The opening week of calf sales is usually a good indicator for how the rest of the season plays out. Good rainfall supported by some warmth in South Canterbury meant they got dealt the best hand of the weather with some great autumn growth. Buyers couldn’t wait to get their hands on calves and were particularly confident in paying a bit more for traditional calves from well-known vendors. 

However, it wasn’t the same flying start in Otago and Southland, who had a tough start to autumn. After a particularly dry end to summer, the rain came but not enough to give a really good soaking. Pasture growth was minimal, and buyers were reluctant to take on too many calves at once, if any, until there was some more certainty in grass growth. As a result, it was clear that calves from these regions have also been 20-30kg behind in weight due to feed-related earlier weaning and cows not milking well. 

Pricing at the early sales kicked off slightly weaker than the North Island averages of around $4/kg, which is typical of the South Island, but buyers and vendors were still happy. The kind season in Canterbury really helped the condition of calves, and returns were at least $50 a head stronger than last year. Steers were averaging $3.40- $3.50/kg and heifers 30c/kg behind. 

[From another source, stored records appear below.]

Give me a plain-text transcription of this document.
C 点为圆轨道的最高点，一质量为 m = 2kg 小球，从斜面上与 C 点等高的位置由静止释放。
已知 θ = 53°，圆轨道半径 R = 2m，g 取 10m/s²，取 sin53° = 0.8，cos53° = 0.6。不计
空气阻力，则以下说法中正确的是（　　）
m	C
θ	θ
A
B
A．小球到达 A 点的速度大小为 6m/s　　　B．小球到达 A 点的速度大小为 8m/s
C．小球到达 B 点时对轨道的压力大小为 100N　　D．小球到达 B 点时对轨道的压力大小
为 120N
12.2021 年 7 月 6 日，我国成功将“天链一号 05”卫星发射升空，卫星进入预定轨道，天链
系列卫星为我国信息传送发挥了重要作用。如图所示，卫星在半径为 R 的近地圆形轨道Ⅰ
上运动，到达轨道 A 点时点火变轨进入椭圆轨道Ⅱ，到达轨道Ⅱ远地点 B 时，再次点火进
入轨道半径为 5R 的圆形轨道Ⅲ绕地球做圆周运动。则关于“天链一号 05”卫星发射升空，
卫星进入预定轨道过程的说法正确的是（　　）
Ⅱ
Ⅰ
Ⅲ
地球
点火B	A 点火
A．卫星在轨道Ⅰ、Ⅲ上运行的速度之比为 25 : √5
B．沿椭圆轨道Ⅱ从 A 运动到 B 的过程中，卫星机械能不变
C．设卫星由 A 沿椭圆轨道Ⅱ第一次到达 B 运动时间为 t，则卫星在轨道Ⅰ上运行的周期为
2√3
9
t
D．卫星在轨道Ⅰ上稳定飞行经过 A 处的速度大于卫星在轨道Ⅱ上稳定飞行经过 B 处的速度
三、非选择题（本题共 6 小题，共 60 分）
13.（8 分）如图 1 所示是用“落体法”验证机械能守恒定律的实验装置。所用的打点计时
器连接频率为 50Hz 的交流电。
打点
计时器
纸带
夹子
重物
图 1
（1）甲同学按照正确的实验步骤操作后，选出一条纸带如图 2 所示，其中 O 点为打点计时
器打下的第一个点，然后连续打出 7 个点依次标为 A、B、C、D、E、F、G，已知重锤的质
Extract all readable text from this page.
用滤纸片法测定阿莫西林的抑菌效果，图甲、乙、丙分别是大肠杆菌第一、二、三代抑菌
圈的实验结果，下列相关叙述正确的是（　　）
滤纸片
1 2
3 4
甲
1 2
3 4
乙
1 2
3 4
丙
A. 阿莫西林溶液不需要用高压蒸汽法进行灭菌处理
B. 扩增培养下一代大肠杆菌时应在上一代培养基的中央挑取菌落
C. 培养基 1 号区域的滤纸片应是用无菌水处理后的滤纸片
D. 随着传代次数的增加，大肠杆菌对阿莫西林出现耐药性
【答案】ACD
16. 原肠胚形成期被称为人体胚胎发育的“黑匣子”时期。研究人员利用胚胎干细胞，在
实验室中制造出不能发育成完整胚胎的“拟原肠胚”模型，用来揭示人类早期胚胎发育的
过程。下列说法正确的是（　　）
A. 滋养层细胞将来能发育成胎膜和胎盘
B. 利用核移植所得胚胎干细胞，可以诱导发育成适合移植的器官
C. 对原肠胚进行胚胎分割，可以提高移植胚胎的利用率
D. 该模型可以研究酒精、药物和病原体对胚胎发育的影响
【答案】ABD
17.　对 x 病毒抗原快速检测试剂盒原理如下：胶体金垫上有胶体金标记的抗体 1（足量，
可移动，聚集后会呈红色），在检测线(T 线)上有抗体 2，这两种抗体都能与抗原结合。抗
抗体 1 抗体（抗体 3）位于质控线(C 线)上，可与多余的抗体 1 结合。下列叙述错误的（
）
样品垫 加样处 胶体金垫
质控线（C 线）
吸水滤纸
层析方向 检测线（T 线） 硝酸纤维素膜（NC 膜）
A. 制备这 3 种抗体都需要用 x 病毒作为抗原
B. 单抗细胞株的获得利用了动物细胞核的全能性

A few weeks in and a bit more rain arrived. With it came more confidence in margins, particularly for those at the bottom of the island. By the end of March pricing had strengthened further and steers were consistently upwards of $3.85/kg. 

Calf sales have been dominated by Angus this season and the quality has been a real credit to the Angus breeders and associations. On several occasions the stand-out, hotly contested pens have contained Angus steers that have managed $900-$1230, dependent on weight. 

Now well into April and the market has grown in confidence even further. Steers have been consistently over $4/kg, up to 40c/kg stronger than last year. Heifers have snuck up too and buyers would expect to pay at least $3.30/kg. The demand for heifers this season has been a touch softer, with thoughts that maybe the end to the live-export boats may have something to do with it.

In terms of buying demographics, the North Island has continued to add to the competition this year, even though this year they haven’t had quite the same smooth sailings. Strong demand coming out of Canterbury has meant the locals have not gone down without a fight and a few less calves have got on the ferry heading north. 

Much of the calf-selling action will wind up in the coming week. Even though the weather has thrown some curveballs, like it always does in this industry, things work out in the end and vendors will be looking back on a successful 2023.